WASHINGTON (AP) — President Donald Trump will spend his 100th day in office talking tough on trade in one of the states that delivered his unlikely win.
The president is expected to sign an executive order Saturday that will direct his Commerce Department and the U.S. Trade Representative to perform a comprehensive study of the nation’s trade agreements to determine whether America is being treated fairly by its trading partners and the 164-nation World Trade Organization.
It’s one of two executive orders the president will sign at a shovel factory in Pennsylvania’s Cumberland County, the kind of place that propelled his surprise victory.
The last week has been a frenzy of activity at the White House as Trump and his team have tried to rack up accomplishments and make good on campaign promises before reaching the symbolic 100-day mark. In addition to the visit to the Ames tool factory, which has been manufacturing shovels since 1774, the president will hold one of his signature campaign rallies in Harrisburg to cap the occasion.
It’s a return to fundamentals for a president who has, in recent days, sounded wistful reflecting on his term so far.
Earlier this week, Trump announced his intention to work to renegotiate the North American Free Trade Agreement. He also said he would begin renegotiating a free trade deal with South Korea, with which the U.S. has a significant trade deficit.

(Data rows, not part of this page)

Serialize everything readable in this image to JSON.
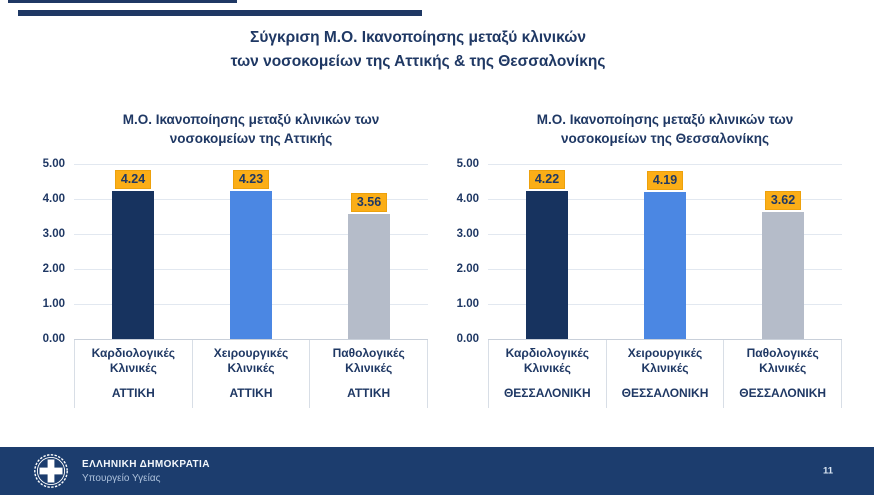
{
  "slide": {
    "title": "Σύγκριση Μ.Ο. Ικανοποίησης μεταξύ κλινικών των νοσοκομείων της Αττικής & της Θεσσαλονίκης",
    "title_lines": [
      "Σύγκριση Μ.Ο. Ικανοποίησης μεταξύ κλινικών",
      "των νοσοκομείων της Αττικής & της Θεσσαλονίκης"
    ],
    "page_number": "11"
  },
  "footer": {
    "org_name": "ΕΛΛΗΝΙΚΗ ΔΗΜΟΚΡΑΤΙΑ",
    "department": "Υπουργείο Υγείας",
    "emblem": "greek-republic-emblem"
  },
  "colors": {
    "navy_text": "#1F3864",
    "accent_bar": "#1F3864",
    "bar_navy": "#17335F",
    "bar_blue": "#4B87E3",
    "bar_gray": "#B5BCC9",
    "value_label_bg": "#FBAE17",
    "gridline": "#E2E8F0",
    "footer_bg": "#1C3D6E"
  },
  "chart_data": [
    {
      "type": "bar",
      "title": "Μ.Ο. Ικανοποίησης μεταξύ κλινικών των νοσοκομείων της Αττικής",
      "title_lines": [
        "Μ.Ο. Ικανοποίησης μεταξύ κλινικών των",
        "νοσοκομείων της Αττικής"
      ],
      "categories": [
        {
          "line1": "Καρδιολογικές",
          "line2": "Κλινικές"
        },
        {
          "line1": "Χειρουργικές",
          "line2": "Κλινικές"
        },
        {
          "line1": "Παθολογικές",
          "line2": "Κλινικές"
        }
      ],
      "group_label": "ΑΤΤΙΚΗ",
      "values": [
        4.24,
        4.23,
        3.56
      ],
      "value_labels": [
        "4.24",
        "4.23",
        "3.56"
      ],
      "bar_colors": [
        "#17335F",
        "#4B87E3",
        "#B5BCC9"
      ],
      "ylim": [
        0,
        5
      ],
      "yticks": [
        "5.00",
        "4.00",
        "3.00",
        "2.00",
        "1.00",
        "0.00"
      ],
      "grid": true,
      "legend": false
    },
    {
      "type": "bar",
      "title": "Μ.Ο. Ικανοποίησης μεταξύ κλινικών των νοσοκομείων της Θεσσαλονίκης",
      "title_lines": [
        "Μ.Ο. Ικανοποίησης μεταξύ κλινικών των",
        "νοσοκομείων της Θεσσαλονίκης"
      ],
      "categories": [
        {
          "line1": "Καρδιολογικές",
          "line2": "Κλινικές"
        },
        {
          "line1": "Χειρουργικές",
          "line2": "Κλινικές"
        },
        {
          "line1": "Παθολογικές",
          "line2": "Κλινικές"
        }
      ],
      "group_label": "ΘΕΣΣΑΛΟΝΙΚΗ",
      "values": [
        4.22,
        4.19,
        3.62
      ],
      "value_labels": [
        "4.22",
        "4.19",
        "3.62"
      ],
      "bar_colors": [
        "#17335F",
        "#4B87E3",
        "#B5BCC9"
      ],
      "ylim": [
        0,
        5
      ],
      "yticks": [
        "5.00",
        "4.00",
        "3.00",
        "2.00",
        "1.00",
        "0.00"
      ],
      "grid": true,
      "legend": false
    }
  ]
}
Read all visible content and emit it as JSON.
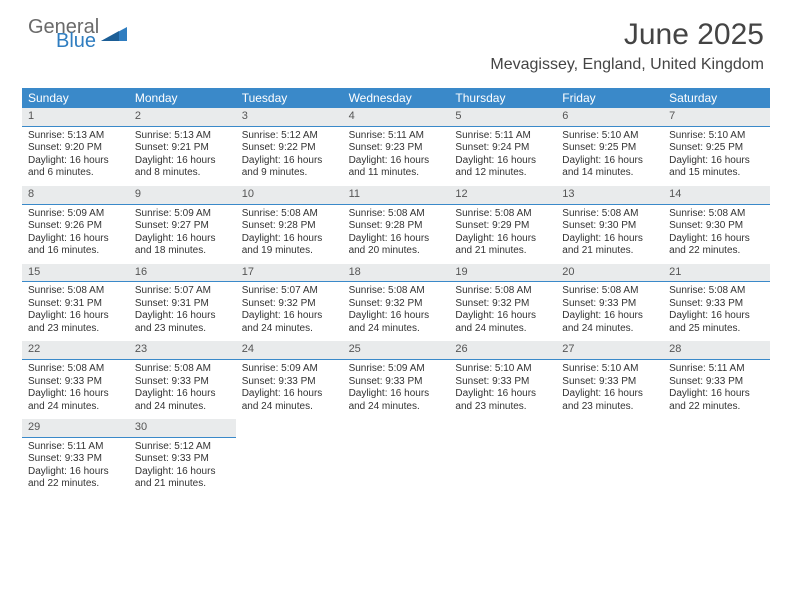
{
  "brand": {
    "part1": "General",
    "part2": "Blue"
  },
  "title": "June 2025",
  "location": "Mevagissey, England, United Kingdom",
  "colors": {
    "header_bg": "#3a89c9",
    "header_text": "#ffffff",
    "daynum_bg": "#e9ebec",
    "daynum_border": "#3a89c9",
    "body_text": "#333333",
    "title_text": "#444444",
    "logo_gray": "#6a6a6a",
    "logo_blue": "#2f7dc0",
    "background": "#ffffff"
  },
  "weekdays": [
    "Sunday",
    "Monday",
    "Tuesday",
    "Wednesday",
    "Thursday",
    "Friday",
    "Saturday"
  ],
  "weeks": [
    [
      {
        "num": "1",
        "sunrise": "Sunrise: 5:13 AM",
        "sunset": "Sunset: 9:20 PM",
        "daylight": "Daylight: 16 hours and 6 minutes."
      },
      {
        "num": "2",
        "sunrise": "Sunrise: 5:13 AM",
        "sunset": "Sunset: 9:21 PM",
        "daylight": "Daylight: 16 hours and 8 minutes."
      },
      {
        "num": "3",
        "sunrise": "Sunrise: 5:12 AM",
        "sunset": "Sunset: 9:22 PM",
        "daylight": "Daylight: 16 hours and 9 minutes."
      },
      {
        "num": "4",
        "sunrise": "Sunrise: 5:11 AM",
        "sunset": "Sunset: 9:23 PM",
        "daylight": "Daylight: 16 hours and 11 minutes."
      },
      {
        "num": "5",
        "sunrise": "Sunrise: 5:11 AM",
        "sunset": "Sunset: 9:24 PM",
        "daylight": "Daylight: 16 hours and 12 minutes."
      },
      {
        "num": "6",
        "sunrise": "Sunrise: 5:10 AM",
        "sunset": "Sunset: 9:25 PM",
        "daylight": "Daylight: 16 hours and 14 minutes."
      },
      {
        "num": "7",
        "sunrise": "Sunrise: 5:10 AM",
        "sunset": "Sunset: 9:25 PM",
        "daylight": "Daylight: 16 hours and 15 minutes."
      }
    ],
    [
      {
        "num": "8",
        "sunrise": "Sunrise: 5:09 AM",
        "sunset": "Sunset: 9:26 PM",
        "daylight": "Daylight: 16 hours and 16 minutes."
      },
      {
        "num": "9",
        "sunrise": "Sunrise: 5:09 AM",
        "sunset": "Sunset: 9:27 PM",
        "daylight": "Daylight: 16 hours and 18 minutes."
      },
      {
        "num": "10",
        "sunrise": "Sunrise: 5:08 AM",
        "sunset": "Sunset: 9:28 PM",
        "daylight": "Daylight: 16 hours and 19 minutes."
      },
      {
        "num": "11",
        "sunrise": "Sunrise: 5:08 AM",
        "sunset": "Sunset: 9:28 PM",
        "daylight": "Daylight: 16 hours and 20 minutes."
      },
      {
        "num": "12",
        "sunrise": "Sunrise: 5:08 AM",
        "sunset": "Sunset: 9:29 PM",
        "daylight": "Daylight: 16 hours and 21 minutes."
      },
      {
        "num": "13",
        "sunrise": "Sunrise: 5:08 AM",
        "sunset": "Sunset: 9:30 PM",
        "daylight": "Daylight: 16 hours and 21 minutes."
      },
      {
        "num": "14",
        "sunrise": "Sunrise: 5:08 AM",
        "sunset": "Sunset: 9:30 PM",
        "daylight": "Daylight: 16 hours and 22 minutes."
      }
    ],
    [
      {
        "num": "15",
        "sunrise": "Sunrise: 5:08 AM",
        "sunset": "Sunset: 9:31 PM",
        "daylight": "Daylight: 16 hours and 23 minutes."
      },
      {
        "num": "16",
        "sunrise": "Sunrise: 5:07 AM",
        "sunset": "Sunset: 9:31 PM",
        "daylight": "Daylight: 16 hours and 23 minutes."
      },
      {
        "num": "17",
        "sunrise": "Sunrise: 5:07 AM",
        "sunset": "Sunset: 9:32 PM",
        "daylight": "Daylight: 16 hours and 24 minutes."
      },
      {
        "num": "18",
        "sunrise": "Sunrise: 5:08 AM",
        "sunset": "Sunset: 9:32 PM",
        "daylight": "Daylight: 16 hours and 24 minutes."
      },
      {
        "num": "19",
        "sunrise": "Sunrise: 5:08 AM",
        "sunset": "Sunset: 9:32 PM",
        "daylight": "Daylight: 16 hours and 24 minutes."
      },
      {
        "num": "20",
        "sunrise": "Sunrise: 5:08 AM",
        "sunset": "Sunset: 9:33 PM",
        "daylight": "Daylight: 16 hours and 24 minutes."
      },
      {
        "num": "21",
        "sunrise": "Sunrise: 5:08 AM",
        "sunset": "Sunset: 9:33 PM",
        "daylight": "Daylight: 16 hours and 25 minutes."
      }
    ],
    [
      {
        "num": "22",
        "sunrise": "Sunrise: 5:08 AM",
        "sunset": "Sunset: 9:33 PM",
        "daylight": "Daylight: 16 hours and 24 minutes."
      },
      {
        "num": "23",
        "sunrise": "Sunrise: 5:08 AM",
        "sunset": "Sunset: 9:33 PM",
        "daylight": "Daylight: 16 hours and 24 minutes."
      },
      {
        "num": "24",
        "sunrise": "Sunrise: 5:09 AM",
        "sunset": "Sunset: 9:33 PM",
        "daylight": "Daylight: 16 hours and 24 minutes."
      },
      {
        "num": "25",
        "sunrise": "Sunrise: 5:09 AM",
        "sunset": "Sunset: 9:33 PM",
        "daylight": "Daylight: 16 hours and 24 minutes."
      },
      {
        "num": "26",
        "sunrise": "Sunrise: 5:10 AM",
        "sunset": "Sunset: 9:33 PM",
        "daylight": "Daylight: 16 hours and 23 minutes."
      },
      {
        "num": "27",
        "sunrise": "Sunrise: 5:10 AM",
        "sunset": "Sunset: 9:33 PM",
        "daylight": "Daylight: 16 hours and 23 minutes."
      },
      {
        "num": "28",
        "sunrise": "Sunrise: 5:11 AM",
        "sunset": "Sunset: 9:33 PM",
        "daylight": "Daylight: 16 hours and 22 minutes."
      }
    ],
    [
      {
        "num": "29",
        "sunrise": "Sunrise: 5:11 AM",
        "sunset": "Sunset: 9:33 PM",
        "daylight": "Daylight: 16 hours and 22 minutes."
      },
      {
        "num": "30",
        "sunrise": "Sunrise: 5:12 AM",
        "sunset": "Sunset: 9:33 PM",
        "daylight": "Daylight: 16 hours and 21 minutes."
      },
      null,
      null,
      null,
      null,
      null
    ]
  ]
}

“There isn’t a day that goes by that the president doesn’t discuss some aspect of trade,” Commerce Secretary Wilbur Ross said at the White House Friday.
The executive orders signed Saturday will mark Trump’s 31st and 32nd since taking office —- the most of any president in his first 100 days since World War II. It’s a jarring disconnect from Trump’s rhetoric during the campaign, when he railed against his predecessor’s use of the tool, which has the benefit of not needing congressional sign-off.
The more significant of the two orders will give the Commerce Department and the U.S. Trade Representative 180 days to identify violations and abuses under the country’s trade agreements and recommend solutions.
Ross said the WTO, the Geneva-based arbiter of world trade rules, is bureaucratic and outdated and needs an overhaul. Ross downplayed the possibility that the United States would consider leaving the organization but didn’t rule it out. “As any multilateral organization, there’s always the potential for modifying the rules,” he said.
The administration argues that unfair competition with China and other trade partners has wiped out millions of U.S. factory jobs. Ross said dissatisfaction with trade policy is one reason voters turned to Trump.
“They’re fed up with having their jobs go offshore. They’re fed up with some of the destructive practices,” he said. “So in effect, the country said in this last election: It’s about time to fix these things. And the president heard that message.”
Trump, who campaigned on a vow to crack down on China and other trading partners, has announced several other moves on trade in recent weeks. He ordered the Commerce Department to study the causes of the United States’ massive trade deficit in goods — $734 billion last year, $347 billion with China alone. The administration is also imposing duties on Canadian softwood timber and is investigating whether steel and aluminum imports pose a threat to national security.
Robert Lighthizer, a trade lawyer Trump has nominated to be his trade representative, has criticized the 2001 decision to let China into the WTO.
Washington naively assumed China was “merely a more exotic version of Canada,” Lighthizer once testified, and would learn to live within WTO rules and open its market to American exports; instead, China has limited foreign competition, manipulated its currency and subsidized its exporters.
Ross said Friday that the WTO is too narrowly focused on limiting traditional tariffs — taxes on imports — and does little to counter less conventional barriers to trade or to police violations of intellectual property rights.
Trump has pushed a model of “reciprocal trade” agreements in which the U.S. would raise or lower tariffs on a country’s imports depending on how that country treats the U.S.